Angiola Piccinelli non ha ancora vent’anni quando si lancia con convinzione nell’organizzazione della Resistenza. Nata a Bergamo il 5 febbraio 1924, cresciuta in una famiglia antifascista, svolge la professione di impiegata ed è attiva in città fin dall’ottobre 1943, quando è tra le prime a prestare la sua opera per portare assistenza agli ex prigionieri alleati aiutandoli nell’ espatrio, lavorando in stretto collegamento con Mimma Quarti e il Comitato gestito dalle Suore poverelle.
Nel dicembre 1943 è in azione con un gruppo di ufficiali di Marina a Pavia dove il gruppo si presenta con nomi falsi e compie una serie di atti di sabotaggio: qui è arrestata una prima volta e ricondotta il 26 febbraio 1944 a Bergamo per essere interrogata a Casa littoria e poi incarcerata a Sant’Agata.
Rilasciata dopo 8 giorni, è di nuovo in azione: bruciata a Pavia, torna ad agire a Trezzo d’Adda, impegnata nel reperire il rifornimento per le brigate (vestiario, cibo, armi, documenti falsi) e nel preparare i piani per gli aviolanci. Non ha paura di spostarsi e tenere i collegamenti tra i territori dove agiscono le brigate e i centri di comando cittadini. È arrestata un’altra volta a Milano, ma non si tradisce nel lungo interrogatorio ed è nuovamente messa in libertà.
Il 21 luglio 1944, in seguito a denunce arrivate da Pavia, sono arrestati suo fratello e sua madre che viene rinchiusa come ostaggio a Pavia. Angiola si trova ancora una volta lontano da Bergamo, a Selvino e riesce a fuggire e sottrarsi all’arresto. Il 26 luglio 1944, si presenta volontariamente alle SS di Pavia: non ha resistito al violento ricatto dei nazifascisti che hanno arrestato sua madre.

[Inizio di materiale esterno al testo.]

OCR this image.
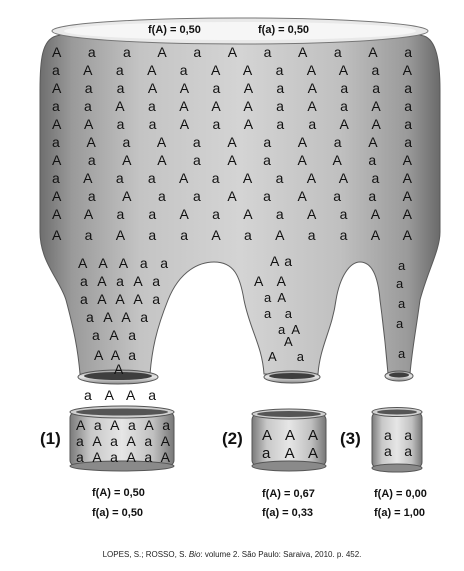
f(A) = 0,50	f(a) = 0,50
A a a A a A a A a A a
a A a A a A A a A A a A
A a a A A a A a A a a a
a a A a A A A a A a A a
A A a a A a A a a A A a
a A a A a A a A a A a
A a A A a A a A A a A
a A a a A a A a A A a A
A a A a a A a A a a A
A A a a A a A a A a A A
A a A a a A a A a a A A
A A A a a
a A a A a
a A A A a
a A A a
a A a
A A a
A a
A A
a A
a a
a A
A
A a
a
a
a
a
a
A
a A A a
A a A a A a
a A a A a A
a A a A a A
A A A
a A A
a a
a a
(1)	(2)	(3)
f(A) = 0,50
f(a) = 0,50
f(A) = 0,67
f(a) = 0,33
f(A) = 0,00
f(a) = 1,00
LOPES, S.; ROSSO, S. Bio: volume 2. São Paulo: Saraiva, 2010. p. 452.
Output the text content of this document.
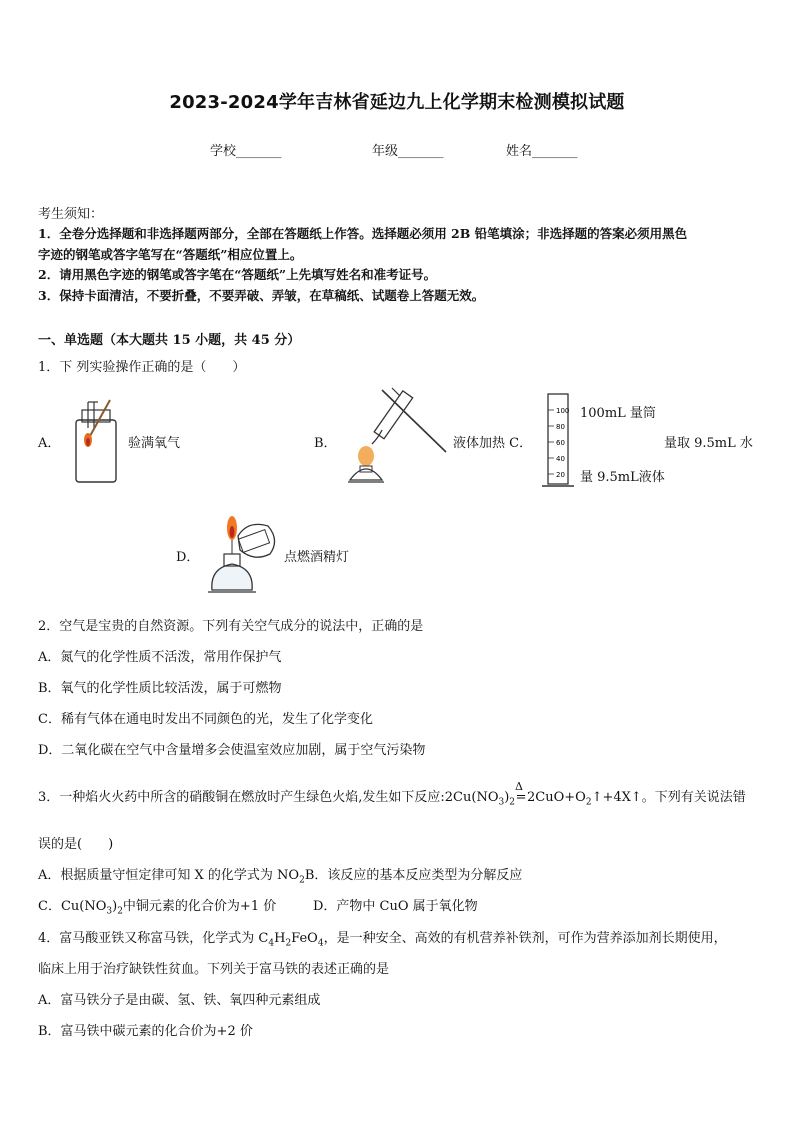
2023-2024学年吉林省延边九上化学期末检测模拟试题
学校_______	年级_______	姓名_______
考生须知：
1．全卷分选择题和非选择题两部分，全部在答题纸上作答。选择题必须用 2B 铅笔填涂；非选择题的答案必须用黑色
字迹的钢笔或答字笔写在“答题纸”相应位置上。
2．请用黑色字迹的钢笔或答字笔在“答题纸”上先填写姓名和准考证号。
3．保持卡面清洁，不要折叠，不要弄破、弄皱，在草稿纸、试题卷上答题无效。
一、单选题（本大题共 15 小题，共 45 分）
1．下 列实验操作正确的是（　　）
A．	验满氧气	B．	液体加热 C．
100
80
60
40
20
100mL 量筒
量取 9.5mL 水
量 9.5mL液体
D．	点燃酒精灯
2．空气是宝贵的自然资源。下列有关空气成分的说法中，正确的是
A．氮气的化学性质不活泼，常用作保护气
B．氧气的化学性质比较活泼，属于可燃物
C．稀有气体在通电时发出不同颜色的光，发生了化学变化
D．二氧化碳在空气中含量增多会使温室效应加剧，属于空气污染物
3．一种焰火火药中所含的硝酸铜在燃放时产生绿色火焰,发生如下反应$:2Cu(NO_3)_2$
Δ
$=2CuO+O_2↑+4X↑$。下列有关说法错
误的是(　　)
A．根据质量守恒定律可知 X 的化学式为 $NO_2B$．该反应的基本反应类型为分解反应
C．$Cu(NO_3)_2$中铜元素的化合价为+1 价	D．产物中 CuO 属于氧化物
4．富马酸亚铁又称富马铁，化学式为 $C_4H_2FeO_4$，是一种安全、高效的有机营养补铁剂，可作为营养添加剂长期使用，
临床上用于治疗缺铁性贫血。下列关于富马铁的表述正确的是
A．富马铁分子是由碳、氢、铁、氧四种元素组成
B．富马铁中碳元素的化合价为+2 价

Sottoposta a interrogatori a Pavia, il 10 agosto 1944 è trasferita a San Vittore dove è ripetutamente interrogata sui compagni di lotta. L’8 settembre 1944, insieme al fratello e ai fratelli Roberto e Eugenio Bruni, è trasferita a Bolzano e quindi deportata il 9 ottobre a Ravensbruck, dove è immatricolata con il n. 77352.
La vita del campo, del lavoro che uccide mina il suo corpo, ma forte è la sua consapevolezza di stare anche lì combattendo contro il nazifascismo: trasferita, dopo 4 mesi di lavori all’aperto, al tornio di una fabbrica di aeroplani, sabota il lavoro fatto per la Germania nazista.
È allora di nuovo impiegata all’aperto in lavori di sterro e costruzioni di trincee: il 28 aprile 1945, approfittando della confusione della fine della guerra, si allontana dal cantiere e tenta la fuga insieme ad altri quattro compagni verso la Foresta nera. Aiutata da alcuni connazionali, rivestita di abiti maschili, riesce a raggiungere Kriverc e qui attende l’arrivo dei Russi (3 maggio 1945).
Consegnata agli Americani accetta di lavorare nell’ospedale da campo diretto dagli Inglesi e vi resta fino al 9 settembre 1945, giorno del suo rimpatrio.
Una volta tornata a Bergamo, lascia che la sua esperienza rimanga ricordo personale e solo nel 1989 accetterà di testimoniare per l’Associazione Nazionale ex Deportati (ANED).